Email List Rental: Why You Need to Know Where Your Names Have Been

Posted on by Chief Marketer Staff

How sure are you that the email lists you acquire are sanitized? That whomever you obtained them from understands “freewill opt-in” and CAN-SPAM compliance the same way that you do?

In other words … do you really know where your email list has been?

Just getting your kids in by curfew isn’t all there is to being a parent, and just getting lists that are probably good enough isn’t all there is to being an Internet retailer. Yet how can you make sure that your list has been cleaned, cleared, sanitized?

The first step is elementary: don’t ever simply just rent a list and send to it. Even the most honest of list brokers make mistakes, but it’s your company name that is going to be viewed as the sender. The reality is that many if not most lists are compiled from various sources, and that can leave you with multisourced junk.

Often lists are amalgamated from various sources in order to give them bulk, or bought as whole chunks and cut up into pieces and sold. What this means is that there’s no recency: You may be getting addresses that were collected years ago.

For example, someone may have filled out a postcard at a retail store two years ago in order to receive some sale and coupon information from that retailer, not expecting it would lead to email offers for peanut butter or vacation rentals. There’s no identification as to where these offers came from, nor any relevancy to the information that the consumer was originally requesting.

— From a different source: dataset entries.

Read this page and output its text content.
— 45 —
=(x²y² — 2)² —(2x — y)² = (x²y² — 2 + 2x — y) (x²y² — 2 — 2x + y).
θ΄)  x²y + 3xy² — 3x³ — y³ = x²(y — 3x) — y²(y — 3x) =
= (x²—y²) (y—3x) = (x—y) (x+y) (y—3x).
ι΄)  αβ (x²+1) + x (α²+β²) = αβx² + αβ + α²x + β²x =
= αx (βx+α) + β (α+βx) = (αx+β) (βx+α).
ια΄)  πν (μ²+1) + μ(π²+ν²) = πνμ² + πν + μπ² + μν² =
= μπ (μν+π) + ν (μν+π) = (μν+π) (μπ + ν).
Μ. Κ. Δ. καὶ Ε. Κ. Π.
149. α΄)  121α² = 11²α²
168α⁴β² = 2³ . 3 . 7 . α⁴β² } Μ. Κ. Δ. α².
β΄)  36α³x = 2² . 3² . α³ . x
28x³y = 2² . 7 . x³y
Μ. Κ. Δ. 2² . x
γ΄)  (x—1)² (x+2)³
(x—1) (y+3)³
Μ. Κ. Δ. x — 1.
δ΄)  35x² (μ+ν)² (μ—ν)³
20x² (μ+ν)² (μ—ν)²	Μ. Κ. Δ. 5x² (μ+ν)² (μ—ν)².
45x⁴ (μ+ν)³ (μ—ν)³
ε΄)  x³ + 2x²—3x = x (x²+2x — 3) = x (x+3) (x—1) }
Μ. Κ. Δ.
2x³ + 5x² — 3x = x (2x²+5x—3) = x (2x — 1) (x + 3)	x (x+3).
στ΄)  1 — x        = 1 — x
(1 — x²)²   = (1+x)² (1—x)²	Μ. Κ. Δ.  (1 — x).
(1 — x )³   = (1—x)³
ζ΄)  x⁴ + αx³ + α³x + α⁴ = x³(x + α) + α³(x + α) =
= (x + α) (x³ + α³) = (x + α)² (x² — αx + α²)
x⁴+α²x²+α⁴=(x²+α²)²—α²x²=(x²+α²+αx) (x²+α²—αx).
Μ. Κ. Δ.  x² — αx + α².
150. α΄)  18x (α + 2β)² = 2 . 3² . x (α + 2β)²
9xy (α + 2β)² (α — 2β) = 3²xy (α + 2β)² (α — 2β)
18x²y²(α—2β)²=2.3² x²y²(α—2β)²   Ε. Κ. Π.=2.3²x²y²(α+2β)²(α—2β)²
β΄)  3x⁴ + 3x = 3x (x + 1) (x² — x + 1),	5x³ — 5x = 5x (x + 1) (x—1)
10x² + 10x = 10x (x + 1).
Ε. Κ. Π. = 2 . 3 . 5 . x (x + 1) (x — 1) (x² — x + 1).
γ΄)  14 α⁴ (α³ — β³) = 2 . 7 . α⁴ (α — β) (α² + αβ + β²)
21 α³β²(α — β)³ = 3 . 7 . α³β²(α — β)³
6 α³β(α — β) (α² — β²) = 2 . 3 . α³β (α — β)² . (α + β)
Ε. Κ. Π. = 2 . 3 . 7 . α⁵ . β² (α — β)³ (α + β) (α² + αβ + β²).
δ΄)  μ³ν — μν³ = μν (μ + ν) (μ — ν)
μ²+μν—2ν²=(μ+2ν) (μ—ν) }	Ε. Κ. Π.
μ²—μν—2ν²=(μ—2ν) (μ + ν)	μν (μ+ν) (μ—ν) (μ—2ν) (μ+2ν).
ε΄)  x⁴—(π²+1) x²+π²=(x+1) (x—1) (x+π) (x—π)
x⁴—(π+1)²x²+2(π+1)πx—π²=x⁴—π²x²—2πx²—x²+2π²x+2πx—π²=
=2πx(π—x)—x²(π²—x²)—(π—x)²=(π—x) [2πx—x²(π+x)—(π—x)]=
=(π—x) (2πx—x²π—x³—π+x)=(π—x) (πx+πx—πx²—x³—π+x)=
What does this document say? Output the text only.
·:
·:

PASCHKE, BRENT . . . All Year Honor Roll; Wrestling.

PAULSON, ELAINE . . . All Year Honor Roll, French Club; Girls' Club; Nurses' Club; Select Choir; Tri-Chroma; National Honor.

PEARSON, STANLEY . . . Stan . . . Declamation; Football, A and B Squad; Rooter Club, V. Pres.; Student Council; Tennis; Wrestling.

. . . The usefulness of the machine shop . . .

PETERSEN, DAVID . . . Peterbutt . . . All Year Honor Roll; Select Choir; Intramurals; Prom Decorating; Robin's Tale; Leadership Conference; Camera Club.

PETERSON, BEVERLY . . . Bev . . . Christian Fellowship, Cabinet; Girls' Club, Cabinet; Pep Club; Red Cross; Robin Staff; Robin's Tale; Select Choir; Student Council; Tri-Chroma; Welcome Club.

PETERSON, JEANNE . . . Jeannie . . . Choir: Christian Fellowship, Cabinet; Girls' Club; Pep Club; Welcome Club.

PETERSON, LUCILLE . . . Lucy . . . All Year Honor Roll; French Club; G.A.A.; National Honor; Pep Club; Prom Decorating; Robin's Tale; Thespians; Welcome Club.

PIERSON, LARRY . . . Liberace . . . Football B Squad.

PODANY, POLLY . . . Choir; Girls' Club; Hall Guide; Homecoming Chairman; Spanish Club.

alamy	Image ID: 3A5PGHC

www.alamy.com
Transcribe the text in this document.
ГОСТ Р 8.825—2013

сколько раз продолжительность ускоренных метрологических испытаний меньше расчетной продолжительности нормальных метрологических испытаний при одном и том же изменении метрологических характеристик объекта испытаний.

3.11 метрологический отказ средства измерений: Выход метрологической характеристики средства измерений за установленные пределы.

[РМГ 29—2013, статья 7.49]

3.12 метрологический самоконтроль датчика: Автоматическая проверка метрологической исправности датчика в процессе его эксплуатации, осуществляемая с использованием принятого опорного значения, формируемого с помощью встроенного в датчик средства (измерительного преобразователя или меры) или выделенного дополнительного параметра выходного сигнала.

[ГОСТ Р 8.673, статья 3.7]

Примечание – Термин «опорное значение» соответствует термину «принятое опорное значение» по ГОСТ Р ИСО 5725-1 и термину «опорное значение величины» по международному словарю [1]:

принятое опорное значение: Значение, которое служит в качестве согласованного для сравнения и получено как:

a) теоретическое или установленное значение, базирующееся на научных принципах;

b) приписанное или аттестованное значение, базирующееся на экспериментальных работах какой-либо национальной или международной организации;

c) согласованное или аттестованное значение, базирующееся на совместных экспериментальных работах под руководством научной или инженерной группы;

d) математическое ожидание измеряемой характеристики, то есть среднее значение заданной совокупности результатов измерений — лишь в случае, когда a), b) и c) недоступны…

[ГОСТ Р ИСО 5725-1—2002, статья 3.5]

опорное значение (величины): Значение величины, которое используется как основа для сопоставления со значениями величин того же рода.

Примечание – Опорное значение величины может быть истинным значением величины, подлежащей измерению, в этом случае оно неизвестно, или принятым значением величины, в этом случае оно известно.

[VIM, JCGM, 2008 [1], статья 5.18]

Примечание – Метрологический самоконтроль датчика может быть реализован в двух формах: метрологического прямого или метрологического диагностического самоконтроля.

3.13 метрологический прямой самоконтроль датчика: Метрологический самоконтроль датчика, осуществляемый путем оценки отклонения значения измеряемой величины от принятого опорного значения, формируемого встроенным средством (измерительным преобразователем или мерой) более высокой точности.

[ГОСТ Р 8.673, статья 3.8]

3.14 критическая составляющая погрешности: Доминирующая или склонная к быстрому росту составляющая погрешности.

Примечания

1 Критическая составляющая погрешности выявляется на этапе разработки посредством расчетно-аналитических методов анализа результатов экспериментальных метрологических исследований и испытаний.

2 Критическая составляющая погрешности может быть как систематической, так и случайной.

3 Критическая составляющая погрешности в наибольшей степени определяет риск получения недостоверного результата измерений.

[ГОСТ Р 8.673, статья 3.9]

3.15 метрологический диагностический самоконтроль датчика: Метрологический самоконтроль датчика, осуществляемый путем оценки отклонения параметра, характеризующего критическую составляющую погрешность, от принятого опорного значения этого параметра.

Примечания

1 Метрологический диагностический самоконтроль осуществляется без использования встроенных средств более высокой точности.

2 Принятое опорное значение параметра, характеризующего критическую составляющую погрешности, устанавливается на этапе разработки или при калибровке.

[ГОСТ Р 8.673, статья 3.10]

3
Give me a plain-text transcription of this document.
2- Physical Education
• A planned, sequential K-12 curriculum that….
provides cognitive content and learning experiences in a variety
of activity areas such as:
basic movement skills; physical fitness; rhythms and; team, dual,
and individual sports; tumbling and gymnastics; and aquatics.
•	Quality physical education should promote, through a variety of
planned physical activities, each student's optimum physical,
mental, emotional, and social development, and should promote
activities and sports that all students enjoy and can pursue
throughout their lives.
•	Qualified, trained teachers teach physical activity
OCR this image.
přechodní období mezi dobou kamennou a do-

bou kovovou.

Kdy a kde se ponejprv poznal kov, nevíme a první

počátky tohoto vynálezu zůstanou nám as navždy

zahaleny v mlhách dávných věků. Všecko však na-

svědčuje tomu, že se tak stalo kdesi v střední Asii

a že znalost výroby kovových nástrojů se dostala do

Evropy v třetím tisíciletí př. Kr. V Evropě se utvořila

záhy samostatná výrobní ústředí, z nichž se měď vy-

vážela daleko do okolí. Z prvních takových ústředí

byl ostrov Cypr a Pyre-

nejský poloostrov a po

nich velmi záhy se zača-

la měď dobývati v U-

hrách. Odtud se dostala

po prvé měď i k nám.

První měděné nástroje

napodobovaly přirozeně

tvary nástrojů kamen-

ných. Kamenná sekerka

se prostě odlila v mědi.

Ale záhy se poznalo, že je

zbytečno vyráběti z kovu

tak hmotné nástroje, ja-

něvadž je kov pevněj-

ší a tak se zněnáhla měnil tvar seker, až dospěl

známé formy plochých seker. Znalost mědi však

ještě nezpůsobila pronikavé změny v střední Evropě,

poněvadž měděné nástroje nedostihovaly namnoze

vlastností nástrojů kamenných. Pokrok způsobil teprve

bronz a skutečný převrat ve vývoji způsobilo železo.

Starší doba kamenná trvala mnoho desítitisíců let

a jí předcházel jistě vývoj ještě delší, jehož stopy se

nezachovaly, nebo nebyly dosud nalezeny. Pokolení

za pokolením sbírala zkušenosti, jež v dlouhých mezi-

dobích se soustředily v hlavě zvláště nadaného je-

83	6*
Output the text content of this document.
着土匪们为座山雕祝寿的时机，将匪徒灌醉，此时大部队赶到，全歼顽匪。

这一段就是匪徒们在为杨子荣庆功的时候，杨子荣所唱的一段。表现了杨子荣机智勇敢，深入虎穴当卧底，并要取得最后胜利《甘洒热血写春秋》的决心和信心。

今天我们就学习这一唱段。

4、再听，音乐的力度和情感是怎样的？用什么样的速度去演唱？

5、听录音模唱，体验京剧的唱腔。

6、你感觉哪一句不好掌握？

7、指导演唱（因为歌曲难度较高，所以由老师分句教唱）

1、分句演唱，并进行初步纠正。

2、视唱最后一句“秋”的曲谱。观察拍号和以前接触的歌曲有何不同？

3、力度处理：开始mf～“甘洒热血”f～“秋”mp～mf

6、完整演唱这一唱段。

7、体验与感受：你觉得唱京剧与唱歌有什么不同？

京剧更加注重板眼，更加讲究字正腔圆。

In addition, these are typically the emails that subsist on click fraud, where there can be a 17% open rate—and no sales.

Email lists should be pure; they should contain one source, place, and relevant offers that consumers understand—and sign up for.

In the days of direct mail, companies used to send names and postal addresses in an Excel file. Some online retailers continue that practice with email and are buying files from brokers, aggregators, data compilers—and this is in clear violation of the CAN-SPAM Act.

It’s very simple: you cannot mail to a list. Full stop. What you should do is give your creative to the owner of the email list, the company that has received permission to email to the prospect, and have that company send your offer for you. Some email service providers are now offering SaaS solutions to list sanitization, and it’s a good thing to consider.

Be a good “parent.” Know where your list has been, and exactly who it’s going to. After all, it’s a scary world out there: give your customers every reason in the world to trust you … no matter what time it is!

Jeannette de Beauvoir is a writer and editor in the creative services group of eWayDirect.